Copper takes on shine for investors
A recent dip in copper prices could provide a good entry point for investors, as analysts say the metal may be one of the top performers among commodities.
Copper has gained 22 per cent this year but has dipped 6 per cent in the past two weeks. The fundamentals remain strong, said Daniel Brebner, an analyst based in London at Deutsche Bank.
Supply growth has been widely contained and it is estimated there will be a deficit of 300,000 tonnes of the metal next year. Higher demand from growth in the industrial sector, particularly from China, is also expected to help lift prices. "Consensus has been quite positive," Mr Brebner said.
Copper should also benefit from the introduction of exchange-traded funds (ETFs) to the public market, he said.

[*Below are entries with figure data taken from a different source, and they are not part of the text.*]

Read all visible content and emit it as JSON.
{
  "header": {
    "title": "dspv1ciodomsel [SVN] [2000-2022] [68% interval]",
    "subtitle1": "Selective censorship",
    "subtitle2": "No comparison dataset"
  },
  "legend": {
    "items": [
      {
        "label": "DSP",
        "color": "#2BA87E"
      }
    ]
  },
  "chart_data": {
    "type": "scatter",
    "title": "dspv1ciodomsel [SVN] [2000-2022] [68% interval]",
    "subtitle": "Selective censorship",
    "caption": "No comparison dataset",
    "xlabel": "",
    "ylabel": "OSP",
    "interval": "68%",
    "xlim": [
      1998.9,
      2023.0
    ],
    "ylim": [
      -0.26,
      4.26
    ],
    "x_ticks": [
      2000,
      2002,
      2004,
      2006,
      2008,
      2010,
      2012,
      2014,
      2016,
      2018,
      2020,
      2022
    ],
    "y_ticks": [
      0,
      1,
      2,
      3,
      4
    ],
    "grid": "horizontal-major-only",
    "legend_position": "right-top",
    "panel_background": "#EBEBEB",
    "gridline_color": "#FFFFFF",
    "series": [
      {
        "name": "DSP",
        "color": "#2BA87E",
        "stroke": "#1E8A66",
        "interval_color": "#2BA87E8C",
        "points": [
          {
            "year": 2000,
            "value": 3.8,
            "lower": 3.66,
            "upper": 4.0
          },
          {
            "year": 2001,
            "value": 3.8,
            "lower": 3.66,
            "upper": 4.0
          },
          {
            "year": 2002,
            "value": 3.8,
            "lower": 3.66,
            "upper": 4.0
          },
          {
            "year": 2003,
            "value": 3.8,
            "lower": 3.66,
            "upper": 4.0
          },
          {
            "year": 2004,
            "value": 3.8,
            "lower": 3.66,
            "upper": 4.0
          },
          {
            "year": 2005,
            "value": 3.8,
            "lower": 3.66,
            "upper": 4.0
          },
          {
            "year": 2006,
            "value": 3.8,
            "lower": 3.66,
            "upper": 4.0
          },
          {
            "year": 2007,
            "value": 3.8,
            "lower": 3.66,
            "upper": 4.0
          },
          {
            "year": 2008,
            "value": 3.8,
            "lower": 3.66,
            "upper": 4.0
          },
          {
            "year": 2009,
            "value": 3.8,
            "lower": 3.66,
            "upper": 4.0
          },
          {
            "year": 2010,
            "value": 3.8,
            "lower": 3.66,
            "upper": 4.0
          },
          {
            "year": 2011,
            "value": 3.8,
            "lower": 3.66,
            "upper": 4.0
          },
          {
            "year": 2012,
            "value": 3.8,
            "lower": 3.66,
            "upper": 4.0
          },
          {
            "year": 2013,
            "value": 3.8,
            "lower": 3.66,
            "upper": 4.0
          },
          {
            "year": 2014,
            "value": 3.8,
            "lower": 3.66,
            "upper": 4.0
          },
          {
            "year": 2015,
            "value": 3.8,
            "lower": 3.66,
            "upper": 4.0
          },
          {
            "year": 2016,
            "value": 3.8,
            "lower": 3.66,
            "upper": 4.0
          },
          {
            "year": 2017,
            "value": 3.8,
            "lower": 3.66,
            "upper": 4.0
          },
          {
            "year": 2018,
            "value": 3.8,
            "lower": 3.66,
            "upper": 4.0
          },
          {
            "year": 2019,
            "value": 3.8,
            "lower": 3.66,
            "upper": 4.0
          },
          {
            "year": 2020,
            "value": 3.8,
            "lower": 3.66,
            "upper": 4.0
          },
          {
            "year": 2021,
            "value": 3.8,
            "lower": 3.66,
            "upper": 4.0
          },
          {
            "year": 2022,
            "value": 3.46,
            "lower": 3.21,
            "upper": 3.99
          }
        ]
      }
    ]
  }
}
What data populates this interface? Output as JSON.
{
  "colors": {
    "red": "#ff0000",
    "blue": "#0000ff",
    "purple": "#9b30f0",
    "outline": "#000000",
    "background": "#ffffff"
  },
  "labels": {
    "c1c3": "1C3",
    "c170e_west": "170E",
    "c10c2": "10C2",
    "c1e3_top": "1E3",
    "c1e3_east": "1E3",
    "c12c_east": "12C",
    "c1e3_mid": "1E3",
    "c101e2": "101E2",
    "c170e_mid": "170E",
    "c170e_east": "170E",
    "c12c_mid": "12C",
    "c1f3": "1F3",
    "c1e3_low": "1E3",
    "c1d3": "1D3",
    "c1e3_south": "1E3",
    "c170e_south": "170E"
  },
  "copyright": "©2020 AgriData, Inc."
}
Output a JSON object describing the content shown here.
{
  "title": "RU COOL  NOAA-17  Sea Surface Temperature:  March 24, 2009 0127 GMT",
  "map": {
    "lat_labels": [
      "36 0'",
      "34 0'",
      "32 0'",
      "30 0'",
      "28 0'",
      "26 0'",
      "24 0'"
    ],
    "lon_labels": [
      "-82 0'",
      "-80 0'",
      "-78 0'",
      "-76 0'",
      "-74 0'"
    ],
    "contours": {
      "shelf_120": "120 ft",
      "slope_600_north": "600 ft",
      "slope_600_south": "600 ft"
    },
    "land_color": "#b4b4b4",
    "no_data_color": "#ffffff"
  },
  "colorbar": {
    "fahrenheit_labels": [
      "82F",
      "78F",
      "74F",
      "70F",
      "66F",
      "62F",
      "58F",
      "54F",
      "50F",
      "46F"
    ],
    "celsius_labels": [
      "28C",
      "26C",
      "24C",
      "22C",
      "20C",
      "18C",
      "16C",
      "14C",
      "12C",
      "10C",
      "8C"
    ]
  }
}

Last month, JP Morgan officially filed a preliminary prospectus with the US Securities and Exchange Commission for a copper ETF to list on the New York Stock Exchange. According to the filing, JP Morgan will link up with ETF Securities to offer clients exposure to copper. The increased trading could serve to artificially lift the price in the short term.
For the ETF, JP Morgan will hold the metal in physical form and shares of the fund will be priced to correspond to the value of one one-hundredth of a tonne of copper. After JP Morgan's plan was publicly introduced, the BlackRock asset management company said it would design a similar ETF.
Mr Brebner expects the first publicly tradable copper ETF to be introduced next month and the others early next year.
Although commodity prices fell last week as a result of the EU bailout for Ireland and tensions continuing between North and South Korea, Mr Brebner believes lingering turmoil will drive investors to commodities as a less risky alternative to equities.
"There is political risk out there globally and Korea is something investors will be watching and worrying about," he said.